Insanely handsome had never factored into her research.
And she’d assumed this would be an uncomplicated assignment.
“Tobias Streeter,” he murmured, halting before her.
Almost as tall as his brutish gatekeeper, Hildy kept her head tilted to capture his gaze.
Which she was going to capture. And hold .
Hazy light from a careless sun washed over him from windows set at all angles, allowing her to peruse at her leisure.
She didn’t fool herself; it was an opportunity he allowed .
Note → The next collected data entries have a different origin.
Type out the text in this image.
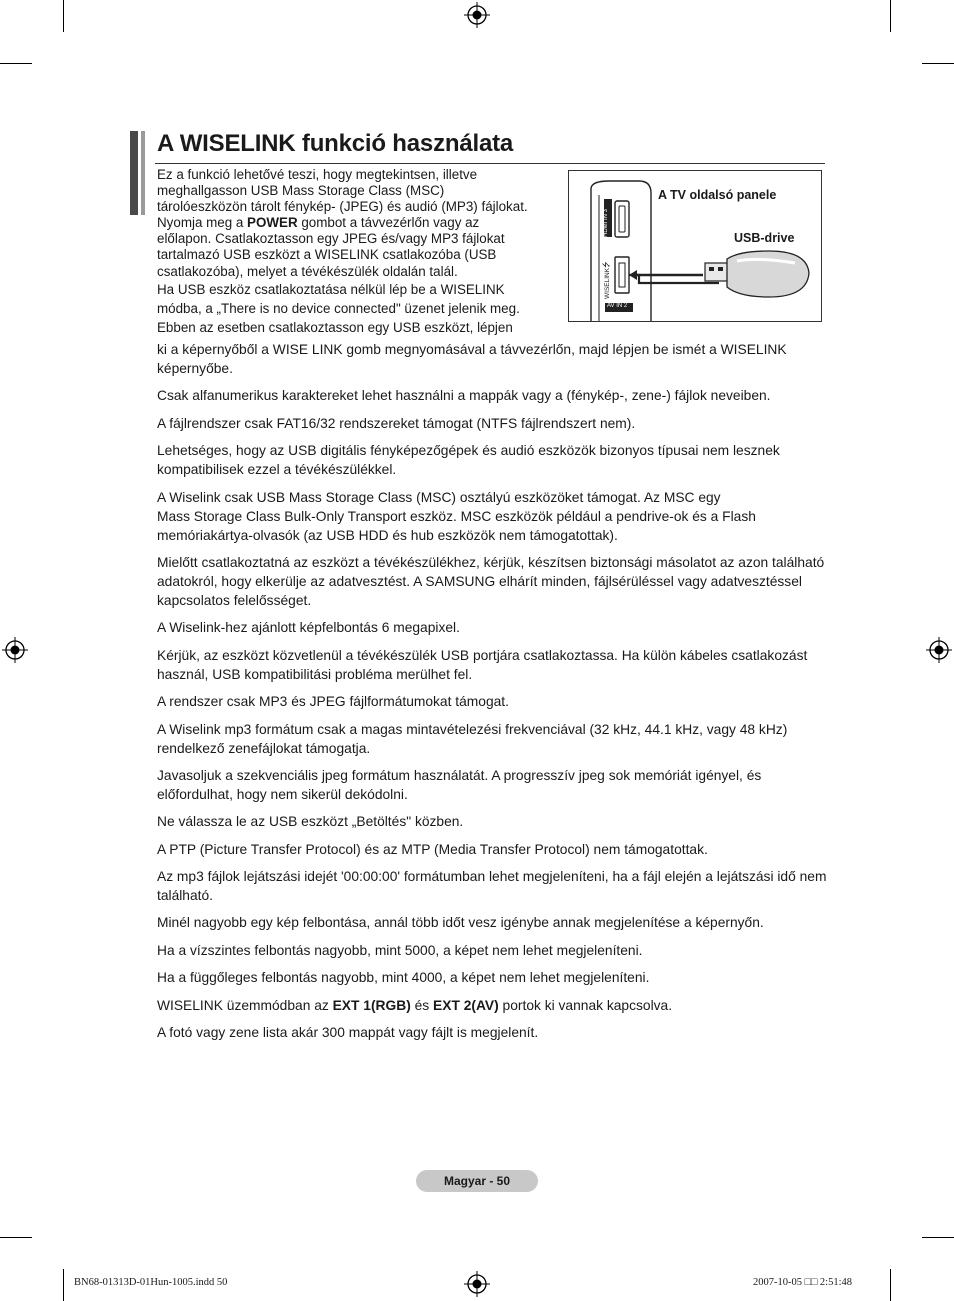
A WISELINK funkció használata

Ez a funkció lehetővé teszi, hogy megtekintsen, illetve
meghallgasson USB Mass Storage Class (MSC)
tárolóeszközön tárolt fénykép- (JPEG) és audió (MP3) fájlokat.

Nyomja meg a POWER gombot a távvezérlőn vagy az
előlapon. Csatlakoztasson egy JPEG és/vagy MP3 fájlokat
tartalmazó USB eszközt a WISELINK csatlakozóba (USB
csatlakozóba), melyet a tévékészülék oldalán talál.

Ha USB eszköz csatlakoztatása nélkül lép be a WISELINK
módba, a „There is no device connected" üzenet jelenik meg.
Ebben az esetben csatlakoztasson egy USB eszközt, lépjen

⭍
HDMI IN 3
WISELINK
AV IN 2
A TV oldalsó panele
USB-drive

ki a képernyőből a WISE LINK gomb megnyomásával a távvezérlőn, majd lépjen be ismét a WISELINK
képernyőbe.

Csak alfanumerikus karaktereket lehet használni a mappák vagy a (fénykép-, zene-) fájlok neveiben.

A fájlrendszer csak FAT16/32 rendszereket támogat (NTFS fájlrendszert nem).

Lehetséges, hogy az USB digitális fényképezőgépek és audió eszközök bizonyos típusai nem lesznek kompatibilisek ezzel a tévékészülékkel.

A Wiselink csak USB Mass Storage Class (MSC) osztályú eszközöket támogat. Az MSC egy
Mass Storage Class Bulk-Only Transport eszköz. MSC eszközök például a pendrive-ok és a Flash memóriakártya-olvasók (az USB HDD és hub eszközök nem támogatottak).

Mielőtt csatlakoztatná az eszközt a tévékészülékhez, kérjük, készítsen biztonsági másolatot az azon található adatokról, hogy elkerülje az adatvesztést. A SAMSUNG elhárít minden, fájlsérüléssel vagy adatvesztéssel kapcsolatos felelősséget.

A Wiselink-hez ajánlott képfelbontás 6 megapixel.

Kérjük, az eszközt közvetlenül a tévékészülék USB portjára csatlakoztassa. Ha külön kábeles csatlakozást használ, USB kompatibilitási probléma merülhet fel.

A rendszer csak MP3 és JPEG fájlformátumokat támogat.

A Wiselink mp3 formátum csak a magas mintavételezési frekvenciával (32 kHz, 44.1 kHz, vagy 48 kHz) rendelkező zenefájlokat támogatja.

Javasoljuk a szekvenciális jpeg formátum használatát. A progresszív jpeg sok memóriát igényel, és előfordulhat, hogy nem sikerül dekódolni.

Ne válassza le az USB eszközt „Betöltés" közben.

A PTP (Picture Transfer Protocol) és az MTP (Media Transfer Protocol) nem támogatottak.

Az mp3 fájlok lejátszási idejét '00:00:00' formátumban lehet megjeleníteni, ha a fájl elején a lejátszási idő nem található.

Minél nagyobb egy kép felbontása, annál több időt vesz igénybe annak megjelenítése a képernyőn.

Ha a vízszintes felbontás nagyobb, mint 5000, a képet nem lehet megjeleníteni.

Ha a függőleges felbontás nagyobb, mint 4000, a képet nem lehet megjeleníteni.

WISELINK üzemmódban az EXT 1(RGB) és EXT 2(AV) portok ki vannak kapcsolva.

A fotó vagy zene lista akár 300 mappát vagy fájlt is megjelenít.

Magyar - 50
BN68-01313D-01Hun-1005.indd 50	2007-10-05 □□ 2:51:48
Skin the color of lightly brewed tea. Eyes the shade of a juicy green apple you shined against your sleeve and then couldn’t help but take a quick bite of—the glow from the sconce turning them a deep emerald while she stared.
Highlighted by a set of thick lashes any woman would be jealous of.
Jaw hard, lips full, breath scented with mint and tea.
Not brandy or scotch, another misstep had she presumed it.
When, of course, she’d presumed it.
As he patiently accepted her appraisal, his hand rose, and his index finger, just the calloused tip, trailed her cheek to tuck a stray strand behind her ear.